The controller board calculates the time difference between the proton pulse and error signal and executes recovery control of the FPGAs. The controller board outputs the time difference to the PC.
4. Results and discussion
The TOF spectra of the number of logical malfunctions of the three FPGAs are shown in Fig. 9. The total number of logical malfunctions in each FPGA was as follows: 28-mm FPGA, 12,713; 40-mm FPGA, 2894; and 55-mm FPGA, 3719.
Figure 10 shows the CRAM SEU cross-sections calculated from the measured logical malfunction time distribution, number of CRAM errors, and neutron fluence [10, 11, 12]. The SEU cross-sections tended to increase rapidly from 3 to 20 MeV and remain almost constant thereafter. There was a difference in the absolute value of the cross-sections among the three FPGAs, although they were similar. In the energy range from 1 to 3 MeV, the difference in the cross-sections was significant. The device type for the simulation conducted by Abe and Watanabe  was not the same as the devices used in this experiment, but the trend of the measured SEU cross-sections was similar to that in their simulation. From their simulation, they found that SEUs below 5 MeV are attributed to elastic recoils of oxygen and silicon ions. They also found that the sharp increase in an SEU cross-section appears near the threshold energies of the (n, p) and (n, α) reactions caused by secondary helium and hydrogen ions. Their simulation showed that the sharp increase in gradient is enhanced by making the critical charge smaller. Generally, the smaller the design rule, the smaller the critical charge tends to be, but the 40-nm FPGA showed the largest sharp increase. We infer the reason for this is that the 28-nm FPGA uses high-k metal gate (HKMG) technology. An HKMG achieves a high dielectric constant by having metal for the gate. As a result, both the gate capacitance and critical charge increases, so it is speculated that the 28-nm FPGA had a milder increase than the 40-nm one. To confirm this, it is necessary to conduct measurements with an HKMG and silicon dioxide gate devices under the same design rules.

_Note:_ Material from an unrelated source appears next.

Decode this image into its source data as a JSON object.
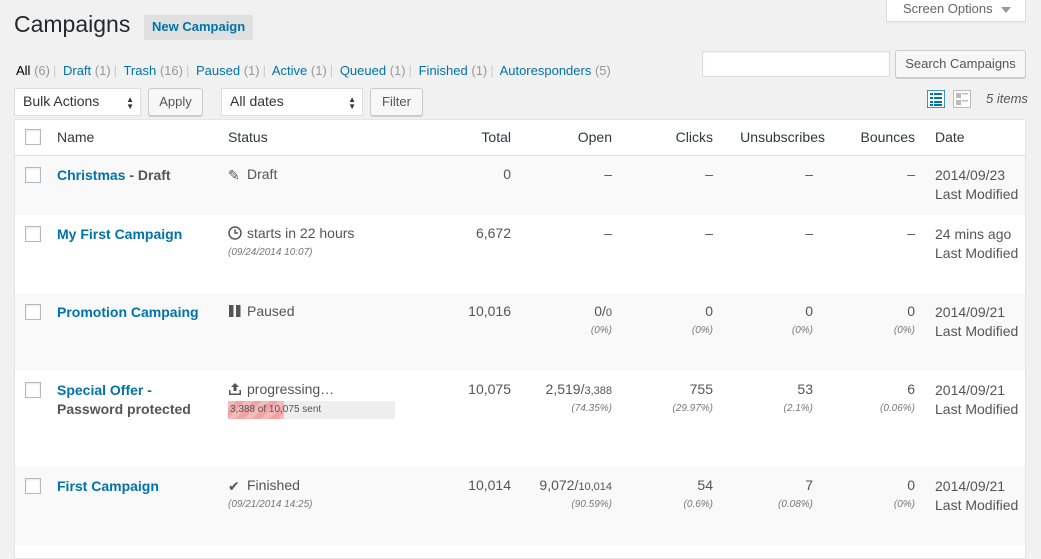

We measured the SEU cross-sections with high energy resolution from 1 to 800 MeV at the ICE-House of LANSCE with our method of measuring the neutron-induced SEU cross-sections for FPGAs using the TOF technique. The results clarified the complete picture of the SEU cross-sections. The most important contribution of these cross-sections is that they enable us to calculate the SERs in any type of neutron environment.